Hi, thanks for replying my question, I'm going to fabricate the IC with MOSIS using IBM PDK 130nm.My sv asked me to use Tanner instead of Cadence and Mentor Graphic, like I told u before that I've already have some of my design using Cadence.
I'm doing a digital design, and doing the layout manually before, so I have spend a lot of my time there.That's why I hope I can still use the design in Tanner
 

cadence is very cheap ,nobody can install it in hes pc
 

As a 20+ year user of Cadence tools, I am bemused by what seems to be a general acceptance that it is the best tool for IC design. In my opinion, it is not!

What it is, is an excellent tool for bringing together a cross-discipline design team.

For the individual tasks those teams have to do within their design flow and skill area, there are better tools out there to do those individual tasks (for example L-Edit, ICED, Magic, WinLASI, Calibre and quite a few others for layout depending on what you are trying to do).

My experience of the Cadence tools is that if you are lazy it is excellent as all you have to do is learn to be a "mouse pusher".

If you really want to be an engineer in the dictionary meaning of the word, you need to "look under the hood" to appreciate the compromises that are being made on your behalf in exchange for the higher level of abstraction at which Cadence force you to work.
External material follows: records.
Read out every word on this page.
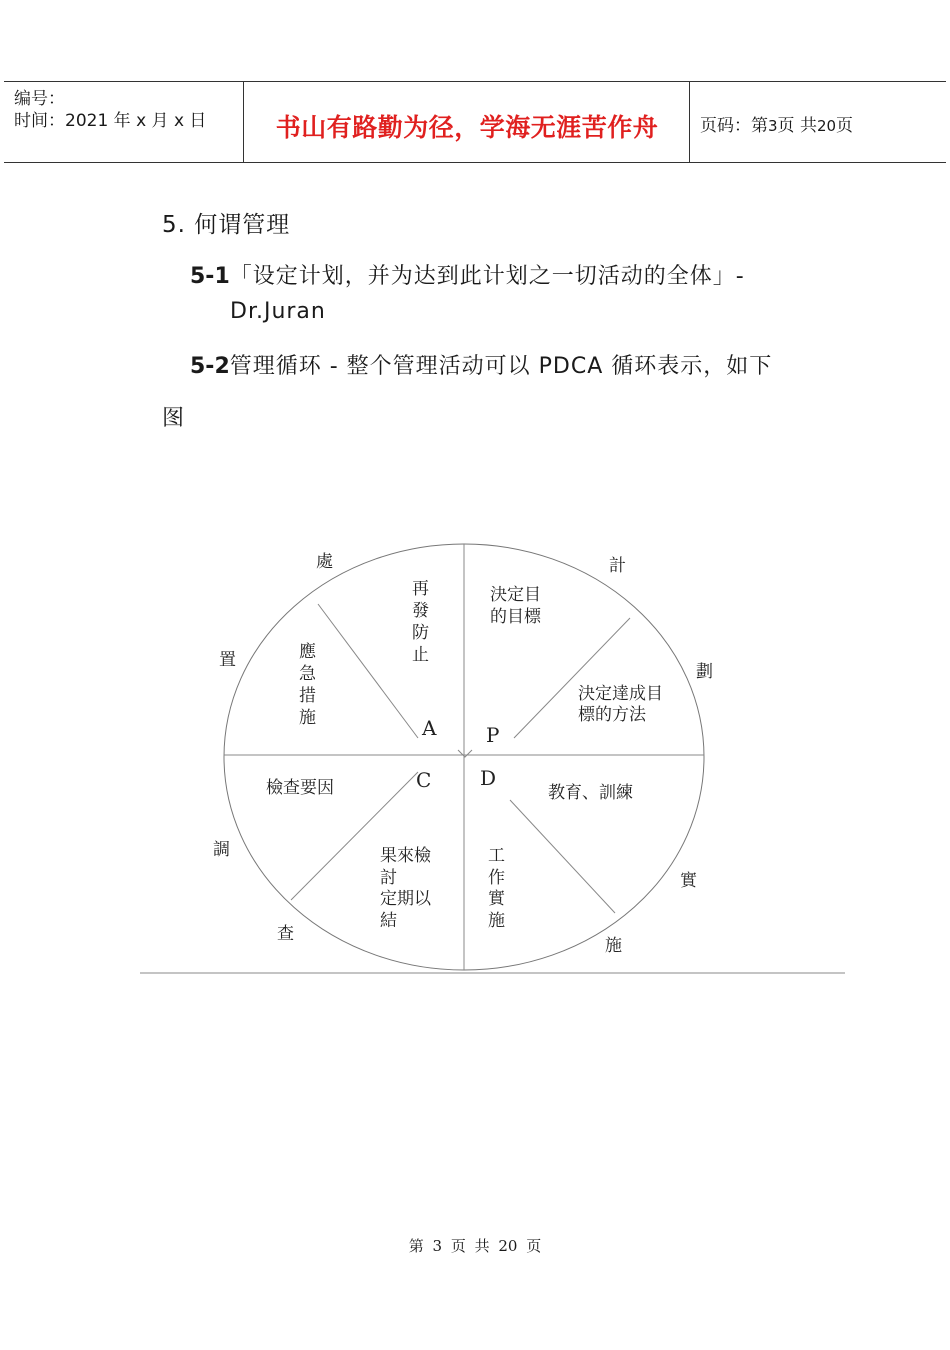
编号：
时间：2021 年 x 月 x 日	书山有路勤为径，学海无涯苦作舟	页码：第3页 共20页
5. 何谓管理
5-1「设定计划，并为达到此计划之一切活动的全体」-
Dr.Juran
5-2管理循环 - 整个管理活动可以 PDCA 循环表示，如下
图
A P
C D
處
置
計
劃
實
施
調
查
再
發
防
止
決定目
的目標
應
急
措
施
決定達成目
標的方法
檢查要因	教育、訓練
果來檢
討
定期以
結
工
作
實
施
第 3 页 共 20 页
To do any real leading edge design (particularly analogue, RF or the real high speed digital stuff) you need to be able to work at a lower level of abstraction than Cadence offers.

I'd like to hear others opinions on non-cadence tools based on real use on products in production and in particular how they have solved problems that the cadence tools don't/can't.

SimonH.
 
Laker seem better. Its designers come from Cadence too.
 

I currently use L-Edit for course project. I haven't tried Cadence yet, but L-Edit is quiet easy to use. The only drawback I experience is the node highlighting is not easy to use..
 

if are going to spend money to fabricate a chip that will work then go for Cadence Spectre , otherwise any tool would be good. Tanner tools are baby tools. their LVS /Extraction / net-list import is rubbish. The T-Spice is accurate simulator comparable with spectre /Hspice. other tools will be useless if BSIM3 or leter models are used , the DC bias point will be oK , but AC , Transient results will be off by 10-30%. Convergence is best in Cadence Spectre.